Hackers broke into the servers at a prominent British climate research center and leaked years worth of e-mail messages onto the Web, including one with a mysterious reference to a plan to "hide the decline" in data about temperatures.

The Internet is abuzz about the leaked data from the University of East Anglia's Climate Research Unit (commonly called Hadley CRU), which has acknowledged the leak of 61MB of confidential data.

Climate change skeptics describe the leaked data as a "smoking gun," evidence of collusion among climatologists and manipulation of data to support the widely held view that climate change is caused by the actions of mankind. The files were reportedly released on a Russian file-serve by an anonymous poster calling himself "FOIA."

In an exclusive interview in Investigate magazine's TGIF Edition, Phil Jones, the head of the Hadley CRU, confirmed that the leaked data is real.

"It was a hacker. We were aware of this about three or four days ago," he told the magazine, noting that the center has yet to contact the police about the data breach.

TGIF Edition asked Jones about the controversial "hide the decline" comment from an e-mail he wrote in 1999. He told the magazine that there was no intention to mislead, but he had "no idea" what he meant by those words.

"That was an e-mail from ten years ago. Can you remember the exact context of what you wrote ten years ago?" he said.

The Telegraph has posted some of the more scathing excerpts from these emails, which the newspaper suggests points to manipulation of evidence and private doubts about the reality of global warming, though the much of the scientific language in the e-mails is esoteric and hard to interpret.

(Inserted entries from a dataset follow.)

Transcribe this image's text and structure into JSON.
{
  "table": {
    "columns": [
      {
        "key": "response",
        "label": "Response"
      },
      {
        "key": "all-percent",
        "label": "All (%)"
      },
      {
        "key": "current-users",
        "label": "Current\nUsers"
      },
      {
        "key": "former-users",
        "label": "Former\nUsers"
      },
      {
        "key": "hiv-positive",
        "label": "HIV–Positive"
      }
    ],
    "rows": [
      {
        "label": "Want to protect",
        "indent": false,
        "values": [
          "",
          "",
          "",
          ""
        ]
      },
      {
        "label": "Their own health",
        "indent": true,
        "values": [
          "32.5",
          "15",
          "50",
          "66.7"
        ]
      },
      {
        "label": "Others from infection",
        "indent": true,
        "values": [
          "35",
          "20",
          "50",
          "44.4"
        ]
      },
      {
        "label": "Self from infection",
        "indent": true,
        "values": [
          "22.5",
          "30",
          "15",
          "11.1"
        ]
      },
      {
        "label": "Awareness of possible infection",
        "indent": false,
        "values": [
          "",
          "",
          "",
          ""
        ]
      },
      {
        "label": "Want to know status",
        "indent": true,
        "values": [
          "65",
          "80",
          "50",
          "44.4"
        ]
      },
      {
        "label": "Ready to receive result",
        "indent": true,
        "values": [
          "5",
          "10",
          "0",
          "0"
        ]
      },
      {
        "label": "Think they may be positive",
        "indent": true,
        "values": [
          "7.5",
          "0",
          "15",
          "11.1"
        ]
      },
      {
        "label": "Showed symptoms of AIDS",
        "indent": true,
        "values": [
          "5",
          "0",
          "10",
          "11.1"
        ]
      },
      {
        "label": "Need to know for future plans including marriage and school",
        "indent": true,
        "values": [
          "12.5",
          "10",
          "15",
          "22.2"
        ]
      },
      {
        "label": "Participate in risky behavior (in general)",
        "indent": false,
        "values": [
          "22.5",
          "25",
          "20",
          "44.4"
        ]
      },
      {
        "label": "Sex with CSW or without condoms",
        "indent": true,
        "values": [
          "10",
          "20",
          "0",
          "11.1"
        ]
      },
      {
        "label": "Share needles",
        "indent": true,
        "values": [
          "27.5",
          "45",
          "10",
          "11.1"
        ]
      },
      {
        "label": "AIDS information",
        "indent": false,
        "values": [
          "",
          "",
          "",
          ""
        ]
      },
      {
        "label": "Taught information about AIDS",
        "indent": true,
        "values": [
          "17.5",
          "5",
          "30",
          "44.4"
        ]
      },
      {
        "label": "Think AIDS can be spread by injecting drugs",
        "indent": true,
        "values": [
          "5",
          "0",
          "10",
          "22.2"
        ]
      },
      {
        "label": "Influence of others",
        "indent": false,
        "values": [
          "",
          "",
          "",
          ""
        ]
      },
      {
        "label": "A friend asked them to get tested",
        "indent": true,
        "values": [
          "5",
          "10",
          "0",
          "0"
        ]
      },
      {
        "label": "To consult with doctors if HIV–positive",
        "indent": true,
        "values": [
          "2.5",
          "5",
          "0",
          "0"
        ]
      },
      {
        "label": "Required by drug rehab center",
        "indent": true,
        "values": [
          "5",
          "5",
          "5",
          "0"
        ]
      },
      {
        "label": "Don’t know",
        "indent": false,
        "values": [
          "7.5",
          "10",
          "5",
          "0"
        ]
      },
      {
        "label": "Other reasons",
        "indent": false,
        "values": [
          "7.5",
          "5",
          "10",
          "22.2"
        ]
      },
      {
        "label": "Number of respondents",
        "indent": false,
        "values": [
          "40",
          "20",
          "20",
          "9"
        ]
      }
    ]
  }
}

But one notable e-mail clearly describes how to squeeze dissenting scientists from the peer review process:

"I think we have to stop considering Climate Research as a legitimate peer-reviewed journal. Perhaps we should encourage our colleagues in the climate research community to no longer submit to, or cite papers in, this journal. We would also need to consider what we tell or request of our more reasonable colleagues who currently sit on the editorial board…What do others think?"